Por su parte,  Esquerra Republicana de Catalunya (ERC)  tuvo las palabras más duras. Su portavoz, Alfred Bosch, aseguró que el Gobierno no va a lograr que se lleve a cabo esta reforma y advirtió de que “van a chocar contra un gigante, con una nación decidida a defender a sus hijos”. Su desafío le llevó a decir que va a necesitar “un guardia civil en cada colegio” si quiere lograr su objetivo. Mientras hablaba, sus compañeros de partido mostraron una versión de un cartel diseñado durante la II Guerra Mundial por Inglaterra contra el III Reich en el que pedían “mantén la calma y habla catalán”. En nombre de CiU,  Duran i Lleida comparó el anteproyecto que quiere aprobar el PP con los intentos de Felipe V y Franco de acabar con el catalán, asegurando que “el castellano no corre ningún peligro y somos los primeros interesados en que se conozca esta lengua, pero a nuestra manera, tal y como lo ha defendido la comunidad educativa”.

La comunidad educativa se levanta ‘en armas’
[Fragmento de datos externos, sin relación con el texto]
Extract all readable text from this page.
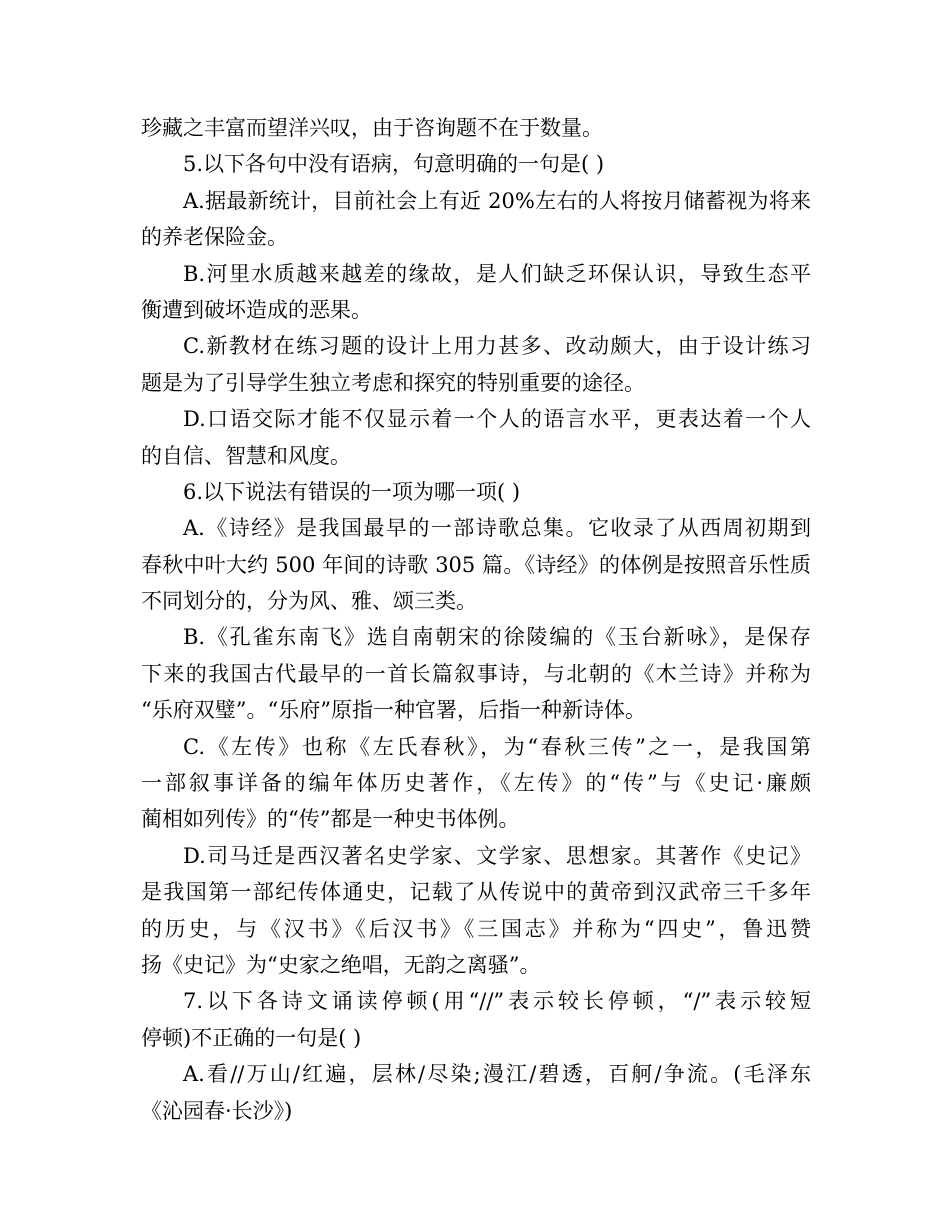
珍藏之丰富而望洋兴叹，由于咨询题不在于数量。
5.以下各句中没有语病，句意明确的一句是( )
A.据最新统计，目前社会上有近 20%左右的人将按月储蓄视为将来
的养老保险金。
B.河里水质越来越差的缘故，是人们缺乏环保认识，导致生态平
衡遭到破坏造成的恶果。
C.新教材在练习题的设计上用力甚多、改动颇大，由于设计练习
题是为了引导学生独立考虑和探究的特别重要的途径。
D.口语交际才能不仅显示着一个人的语言水平，更表达着一个人
的自信、智慧和风度。
6.以下说法有错误的一项为哪一项( )
A.《诗经》是我国最早的一部诗歌总集。它收录了从西周初期到
春秋中叶大约 500 年间的诗歌 305 篇。《诗经》的体例是按照音乐性质
不同划分的，分为风、雅、颂三类。
B.《孔雀东南飞》选自南朝宋的徐陵编的《玉台新咏》，是保存
下来的我国古代最早的一首长篇叙事诗，与北朝的《木兰诗》并称为
“乐府双璧”。“乐府”原指一种官署，后指一种新诗体。
C.《左传》也称《左氏春秋》，为“春秋三传”之一，是我国第
一部叙事详备的编年体历史著作，《左传》的“传”与《史记·廉颇
蔺相如列传》的“传”都是一种史书体例。
D.司马迁是西汉著名史学家、文学家、思想家。其著作《史记》
是我国第一部纪传体通史，记载了从传说中的黄帝到汉武帝三千多年
的历史，与《汉书》《后汉书》《三国志》并称为“四史”，鲁迅赞
扬《史记》为“史家之绝唱，无韵之离骚”。
7.以下各诗文诵读停顿(用“//”表示较长停顿，“/”表示较短
停顿)不正确的一句是( )
A.看//万山/红遍，层林/尽染;漫江/碧透，百舸/争流。(毛泽东
《沁园春·长沙》)
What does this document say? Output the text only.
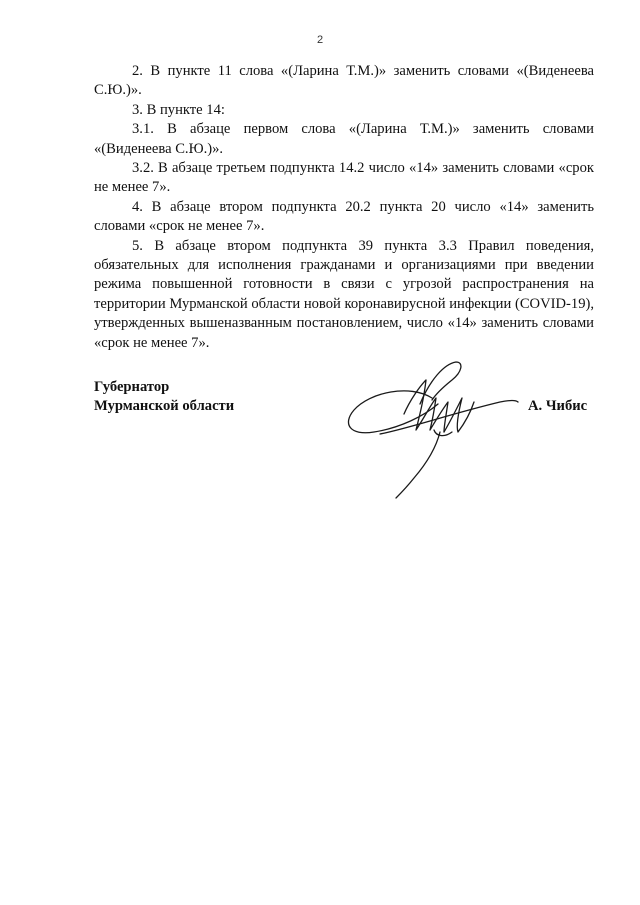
2

2. В пункте 11 слова «(Ларина Т.М.)» заменить словами «(Виденеева С.Ю.)».

3. В пункте 14:

3.1. В абзаце первом слова «(Ларина Т.М.)» заменить словами «(Виденеева С.Ю.)».

3.2. В абзаце третьем подпункта 14.2 число «14» заменить словами «срок не менее 7».

4. В абзаце втором подпункта 20.2 пункта 20 число «14» заменить словами «срок не менее 7».

5. В абзаце втором подпункта 39 пункта 3.3 Правил поведения, обязательных для исполнения гражданами и организациями при введении режима повышенной готовности в связи с угрозой распространения на территории Мурманской области новой коронавирусной инфекции (COVID-19), утвержденных вышеназванным постановлением, число «14» заменить словами «срок не менее 7».

Губернатор
Мурманской области	А. Чибис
La respuesta de la comunidad educativa no se ha hecho esperar y, con el acicate de  “luchar contra las políticas de austeridad y el desmantelamiento de la educación”, este jueves hubo manifestaciones simultáneas en numerosas ciudades españolas en las que se exigió la dimisión del ministro de Educación. Además, los manifestantes solicitaron que se abra un debate público en el que sean ellos los que decidan “de qué marco legislativo dotarse para una educación acorde a las necesidades reales de la sociedad”. También exigieron que se retire el anteproyecto de ley educativa y que se deroguen los decretos aprobados por el ministro Wert durante esta legislatura, que amplían el número de alumnos por aula, aumentan las horas de los profesores o limitan sus sustituciones.“En estos momentos nos encontramos con unas medidas que muestran la incompatibilidad de una educación pública y de calidad dentro de un mercado cuyo único objetivo es el beneficio económico a corto plazo”, aseguran los convocantes, y avisan con rotundidad: “No aceptamos ni aceptaremos recortes a la educación pública, con el resultado de pérdida de calidad, pluralidad y acceso a un servicio derecho que es fundamental”. La mayoría de las marchas se convocaron a las seis de la tarde en ciudades como Madrid, Sevilla Zaragoza, Santander o Toledo, pero el foco de atención fue sin duda en Cataluña. Barcelona, por ejemplo,  celebró esta semana su segunda manifestación contra las políticas del ministro de Educación. La marcha fue masiva. El pasado lunes ya  salieron a la calle cerca de 5.000 personas para defender la lengua catalana.

Premio a Lula

Por otra parte, Cataluña generó ayer una noticia positiva: el ex presidente de Brasil, Luiz Inácio Lula da Silva, fue galardonado con el XXIV Premio Internacional Catalunya de manos del presidente de la Generalitat en funciones, Artur Mas. Este galardón lo entrega el Gobierno catalán a personalidades de diversos ámbitos de todo el mundo por la labor que desempeñan en el terreno político, social, económico y cultural. Lula emplazó a los catalanes a no renunciar al Estado del bienestar y a no aceptar los retrocesos sociales, y destacó que “la crisis provocada por el sistema financiero internacional no es más grande que la capacidad del pueblo y la esperanza”.